Sunday, April 25, 2010

A Message to Arizona

There is a blog post from the Arizona Republic site by Laurie Roberts that attempts the impossible: defending Arizona's new immigration law, previously discussed on this blog.  She bemoans the fact that it's made Arizona "look bad"  then goes on to say the reason it was passed was that the "current and previous administrations" (although she goes out of her way to point at President Obama and Secretary Napolitano) let Arizona down on border control.  But here is where she gets down to the real reason that the bill is worth supporting, according to her:

It is because of Washington's steadfast refusal to do its job that we find ourselves where we are today – when half of Arizona Democrats, 69 percent of independents and a whopping 84 percent of Republicans support SB 1070, according to the latest Rasmussen Poll of likely voters.


Dismiss this, if you like, as the work of the “radical fringe”, as Mexican American Legal Defense and Educational Fund did on Friday. But 70 percent of likely voters supported this law.
That's all probably true, but she and others who are repeating this line are missing a huge point: 

Rights are rights and not subject to popularity contests, polls or votes.

The issue here isn't about the so-called "illegal immigrants" - if Arizona had stuck to strengthening border patrols to stem the tide crossing their southern border and offered to assist federal law enforcement in finding illegals there wouldn't be much of a fuss if any.  Other states have done so and the assistance of local law enforcement is not only appreciated, it is encouraged. 

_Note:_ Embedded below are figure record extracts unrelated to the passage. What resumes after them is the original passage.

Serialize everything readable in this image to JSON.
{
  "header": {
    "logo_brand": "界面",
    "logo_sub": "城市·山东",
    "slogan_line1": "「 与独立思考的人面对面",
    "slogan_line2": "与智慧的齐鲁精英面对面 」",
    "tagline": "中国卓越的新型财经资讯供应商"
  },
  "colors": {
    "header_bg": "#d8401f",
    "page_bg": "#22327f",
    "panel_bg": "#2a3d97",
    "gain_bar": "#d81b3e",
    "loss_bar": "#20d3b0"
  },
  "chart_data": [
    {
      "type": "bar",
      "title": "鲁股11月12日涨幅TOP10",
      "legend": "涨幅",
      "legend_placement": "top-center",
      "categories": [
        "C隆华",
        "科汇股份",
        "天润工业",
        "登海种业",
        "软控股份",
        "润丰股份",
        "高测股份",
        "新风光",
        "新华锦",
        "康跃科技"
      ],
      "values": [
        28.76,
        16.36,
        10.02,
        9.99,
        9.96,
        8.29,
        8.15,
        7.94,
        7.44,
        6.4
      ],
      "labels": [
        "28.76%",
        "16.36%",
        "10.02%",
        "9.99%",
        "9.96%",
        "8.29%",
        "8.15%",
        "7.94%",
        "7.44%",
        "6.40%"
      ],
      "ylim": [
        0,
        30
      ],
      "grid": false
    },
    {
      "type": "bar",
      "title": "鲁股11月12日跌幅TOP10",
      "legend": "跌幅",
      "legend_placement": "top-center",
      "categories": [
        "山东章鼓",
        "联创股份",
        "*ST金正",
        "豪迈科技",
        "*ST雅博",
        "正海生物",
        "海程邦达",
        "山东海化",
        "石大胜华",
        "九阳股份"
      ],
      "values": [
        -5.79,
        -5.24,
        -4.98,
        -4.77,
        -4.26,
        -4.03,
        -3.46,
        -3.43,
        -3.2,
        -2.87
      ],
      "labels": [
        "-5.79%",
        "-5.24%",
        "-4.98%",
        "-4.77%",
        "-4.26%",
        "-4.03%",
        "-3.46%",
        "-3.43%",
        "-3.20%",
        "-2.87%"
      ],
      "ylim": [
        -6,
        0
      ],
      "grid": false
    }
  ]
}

Where Arizona crossed the line was when they decided that they had the power to arrest people who look like illegals (aka "reasonable suspicion") when they don't have the papers on them to prove otherwise.  This violates our principles of innocent until proven guilty and the right not to be forced to incriminate yourself.  I don't care if 100% of Arizonians support doing away with those rights protected by the Constitution because of a perceived threat, they don't get to decide who gets rights and who doesn't.  Period.

This isn't the first time putting rights up to polls and votes has been tried either. 

In the years following World War II, African Americans found themselves confronted with increasing patterns of housing segregation. They were excluded from the suburbs and the real-estate industry, which severely restricted educational and economic opportunities. In 1955, William Byron Rumford, the first black to serve in the California State Legislature, introduced a fair-housing bill outlawing housing discrimination on the basis of race.


In 1963, California Legislature passed the Rumford Fair Housing Act which outlawed restrictive covenants and the refusal to rent or sell on the basis of race, ethnicity, gender, marital status, or physical disability.

In reaction to the law, a well-funded coalition of realtors and landlords was determined to protect white neighborhoods and property values. They immediately began to campaign for a referendum that would amend the state Constitution to protect property owners' ability to deny minorities equal access to housing. Known as Proposition 14, it was passed by 65 percent of the voters.

In 1966, the California State Supreme Court, in Mulkey v. Reitman, ruled that Proposition 14 violated the State Constitution's provisions for equal protection and due process.

In 1967, in Reitman v. Mulkey, the U.S. Supreme Court confirmed the decision of the California Supreme Court and ruled that Proposition 14 had violated the 14th Amendment of the United States Constitution.
It wasn't OK to put peoples' rights up for a vote in California in the '60s and it's not OK for Arizona to restrict rights by law now.  The US and state constitutions do not grant rights that may be taken away by a majority vote, state law, or the percentage of support a poll shows.  All of them work off a simple proposition:  we are born with rights and the Constitution only exists to protect them from being taken away.

Arizona, like California before it, is about to learn that lesson as their new 70%-approved law is challenged in court and likely overturned. 

Let those who are considering following Arizona's lead learn the same lesson.

2 comments:

Todd Curl said...

Couldn't agree with you more. As a former resident of Arizona, it sickens me the extent of the racism and xenophobia that exists to enable this neo-Jim Crow BS Bill to pass and to actually be defended by anyone with half a brain cell. I wrote a little post on the issue as well the other day; some similarities to yours. Keep up the good fight, Todd

Robert said...

It breaks ones heart to realize that at it's core, the United States of America can be goaded by fear and manipulation to turn on itself and it's constitution. What's equally, if not more, frightening is that corporations who most benefit from exploitation of undocumented workers, and the destruction of the middle class that so fears them, will be able to spend all the money they wish to support candidates and push referendums taking us even further down this path.